My biggest wonder this week was a winter walk to a nearby ravine. It was a cold and clear day with the sun hovering above the horizon like it does this time of year. Q and I often travel down this path to get ourselves out of the house and into whatever Vitamin D we can find.
When it rained for 40 days and nights, this creek bed was roaring with water. Now it’s rather dry, at least up at the top where we started. Further down it filled with water dripping from the sides of the ravine. Amazing! (I would have to jump many WordPress hoops to upload my 3 second video but I did put it on Instagram if you’d like to see the water dripping.)
We had a few blackberry injuries toward the end when we got tired of scaling the fallen logs. But the wonder was absolutely worth the scratches. (At least it was to me. I might have to do some fast talking to get Q on that adventure again.)
Two young men stood staring up at these trees in Wright Park.
“We thought it was an eagle, but they’re just crows.”
I thought the crows looked pretty amazing in those naked branches — almost as amazing as seeing two young men in basketball clothes staring up at the trees.
The cats rearranged the tulips I bought for Q without permission. I like their work! (That’s the wonder.)
The moon and a planet showed up to surprise us on our way to preschool the other morning.
May you know a world of wonder,
See my first post on wonders to learn more about collecting art and story ideas.

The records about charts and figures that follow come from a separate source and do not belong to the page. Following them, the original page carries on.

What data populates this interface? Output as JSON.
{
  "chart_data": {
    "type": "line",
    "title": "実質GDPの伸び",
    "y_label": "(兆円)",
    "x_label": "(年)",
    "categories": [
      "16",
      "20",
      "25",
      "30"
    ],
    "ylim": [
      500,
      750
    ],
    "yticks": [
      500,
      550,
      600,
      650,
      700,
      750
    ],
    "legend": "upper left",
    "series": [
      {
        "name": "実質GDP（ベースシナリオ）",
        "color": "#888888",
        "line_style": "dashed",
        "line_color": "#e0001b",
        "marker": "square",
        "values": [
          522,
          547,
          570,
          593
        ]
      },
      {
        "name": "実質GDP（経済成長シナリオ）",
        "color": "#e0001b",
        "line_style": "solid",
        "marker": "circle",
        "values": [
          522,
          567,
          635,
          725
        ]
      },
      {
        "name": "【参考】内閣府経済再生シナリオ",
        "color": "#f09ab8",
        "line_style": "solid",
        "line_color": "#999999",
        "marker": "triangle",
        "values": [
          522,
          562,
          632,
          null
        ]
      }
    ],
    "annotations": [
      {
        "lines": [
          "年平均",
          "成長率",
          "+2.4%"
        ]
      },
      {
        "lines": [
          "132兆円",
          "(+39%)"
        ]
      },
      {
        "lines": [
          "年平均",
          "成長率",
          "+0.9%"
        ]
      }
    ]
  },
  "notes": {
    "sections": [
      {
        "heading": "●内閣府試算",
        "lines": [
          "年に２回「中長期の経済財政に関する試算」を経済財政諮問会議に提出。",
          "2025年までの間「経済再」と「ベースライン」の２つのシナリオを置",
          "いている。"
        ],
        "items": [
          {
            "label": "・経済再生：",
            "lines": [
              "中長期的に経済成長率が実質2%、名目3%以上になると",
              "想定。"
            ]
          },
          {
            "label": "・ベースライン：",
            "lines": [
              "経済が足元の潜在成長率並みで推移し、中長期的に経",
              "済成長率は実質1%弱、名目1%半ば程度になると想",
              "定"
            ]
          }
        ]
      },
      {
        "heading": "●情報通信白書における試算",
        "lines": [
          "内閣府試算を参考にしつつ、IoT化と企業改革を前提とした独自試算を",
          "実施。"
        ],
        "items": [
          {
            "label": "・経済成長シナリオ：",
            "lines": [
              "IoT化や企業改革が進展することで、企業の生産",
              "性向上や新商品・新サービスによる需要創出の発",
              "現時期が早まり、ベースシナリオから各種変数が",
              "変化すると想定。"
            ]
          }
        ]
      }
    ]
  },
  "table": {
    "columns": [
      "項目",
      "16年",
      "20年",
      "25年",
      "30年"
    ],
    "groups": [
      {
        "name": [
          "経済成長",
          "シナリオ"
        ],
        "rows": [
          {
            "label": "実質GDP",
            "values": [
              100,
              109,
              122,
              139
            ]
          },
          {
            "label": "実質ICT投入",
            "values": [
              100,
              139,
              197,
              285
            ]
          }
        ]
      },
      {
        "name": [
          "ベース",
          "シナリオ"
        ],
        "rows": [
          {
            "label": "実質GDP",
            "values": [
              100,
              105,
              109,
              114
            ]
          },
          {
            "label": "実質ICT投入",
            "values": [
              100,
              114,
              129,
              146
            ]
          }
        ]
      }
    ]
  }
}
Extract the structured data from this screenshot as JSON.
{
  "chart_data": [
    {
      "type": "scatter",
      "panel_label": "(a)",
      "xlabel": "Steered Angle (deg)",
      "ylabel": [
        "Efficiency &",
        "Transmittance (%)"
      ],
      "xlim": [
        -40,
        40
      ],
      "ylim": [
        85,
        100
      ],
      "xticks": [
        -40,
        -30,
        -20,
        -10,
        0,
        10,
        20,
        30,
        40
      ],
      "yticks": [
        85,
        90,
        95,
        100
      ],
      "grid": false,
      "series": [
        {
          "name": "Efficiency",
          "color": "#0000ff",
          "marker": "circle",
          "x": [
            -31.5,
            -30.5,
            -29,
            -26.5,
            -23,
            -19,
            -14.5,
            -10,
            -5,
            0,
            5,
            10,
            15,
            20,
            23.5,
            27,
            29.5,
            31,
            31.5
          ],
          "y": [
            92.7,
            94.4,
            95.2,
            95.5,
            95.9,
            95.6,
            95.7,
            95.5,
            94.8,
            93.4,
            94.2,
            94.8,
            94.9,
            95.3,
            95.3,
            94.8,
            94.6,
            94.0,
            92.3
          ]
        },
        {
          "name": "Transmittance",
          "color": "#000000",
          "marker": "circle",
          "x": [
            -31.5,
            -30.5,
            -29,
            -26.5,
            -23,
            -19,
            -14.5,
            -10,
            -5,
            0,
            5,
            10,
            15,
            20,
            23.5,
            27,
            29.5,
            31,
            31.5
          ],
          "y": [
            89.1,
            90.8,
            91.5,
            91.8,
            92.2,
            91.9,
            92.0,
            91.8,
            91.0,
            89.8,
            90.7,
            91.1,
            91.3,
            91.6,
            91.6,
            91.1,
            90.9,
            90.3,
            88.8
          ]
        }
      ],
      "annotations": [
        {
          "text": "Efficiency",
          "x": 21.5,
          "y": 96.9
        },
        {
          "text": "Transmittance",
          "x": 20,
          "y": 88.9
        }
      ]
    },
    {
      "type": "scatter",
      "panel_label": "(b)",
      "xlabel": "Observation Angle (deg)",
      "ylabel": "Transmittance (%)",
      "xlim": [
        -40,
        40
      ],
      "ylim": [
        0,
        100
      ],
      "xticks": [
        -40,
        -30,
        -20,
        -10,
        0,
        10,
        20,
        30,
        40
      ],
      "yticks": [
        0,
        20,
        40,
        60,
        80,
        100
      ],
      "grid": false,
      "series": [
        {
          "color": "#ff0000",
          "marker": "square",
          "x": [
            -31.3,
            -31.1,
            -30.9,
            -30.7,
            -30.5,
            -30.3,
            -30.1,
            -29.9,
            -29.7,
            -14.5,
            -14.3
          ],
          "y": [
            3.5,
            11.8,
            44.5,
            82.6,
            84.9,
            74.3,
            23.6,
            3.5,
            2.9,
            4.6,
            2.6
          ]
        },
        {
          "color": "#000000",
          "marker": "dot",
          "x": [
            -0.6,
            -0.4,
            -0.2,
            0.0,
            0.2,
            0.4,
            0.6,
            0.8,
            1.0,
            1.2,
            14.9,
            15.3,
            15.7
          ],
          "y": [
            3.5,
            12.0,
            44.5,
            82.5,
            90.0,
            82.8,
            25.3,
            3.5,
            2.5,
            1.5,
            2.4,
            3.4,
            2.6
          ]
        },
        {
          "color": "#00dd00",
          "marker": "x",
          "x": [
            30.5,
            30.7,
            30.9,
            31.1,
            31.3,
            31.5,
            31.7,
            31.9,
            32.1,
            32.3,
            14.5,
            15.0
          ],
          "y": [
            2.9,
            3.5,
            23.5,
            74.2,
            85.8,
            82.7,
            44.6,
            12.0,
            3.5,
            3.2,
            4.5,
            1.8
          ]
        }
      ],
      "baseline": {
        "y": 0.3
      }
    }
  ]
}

“It’s way too big to be a squirrel,” I said as I looked in the tree.
My teenaged son and I were camping near Shelton, WA and sitting by the fire he had been thrilled to build when I had noticed a creature settling into the branches above us.
We kept staring and squinting at it until Kieran decided to go down the trail by the row boats to check it out with more of the evening’s light.
“It’s furry, Mom. No way it’s a bird,” he said.
By this time whatever it was had settled in for the night and wasn’t moving. I thought the fur looked like a raccoon but we couldn’t be sure. The larger-than-a-squirrel-but-not-ugly-enough-to-be-an-opossum thing was doing an excellent job of ignoring us.
A few years back we had camped with my sister and her kids in the same place with her little dog in a tent. We woke after midnight to find ourselves surrounded by raccoons circling the tent, hoping for a chance to munch the yapping little chi weenie who was barking with his whole body the way tiny dogs do.
So I wasn’t surprised this recent trip to see a masked face staring out from the branches when we checked the tree an hour later. He still did not seem to care if we saw him or not and tucked his face back in before I could manage a picture. I never knew raccoons slept in trees but this spot looked perfect for him. If I hadn’t seen him settle in, we never would have noticed his sleeping arrangement.
My son and I have seen the most amazing creatures when we stop our busy lives for a few moments. This particular member of the wildlife gave me the feeling that those we don’t notice might be too busy to notice us either. But, busy or not, I won’t soon forget that mask or his perch above us.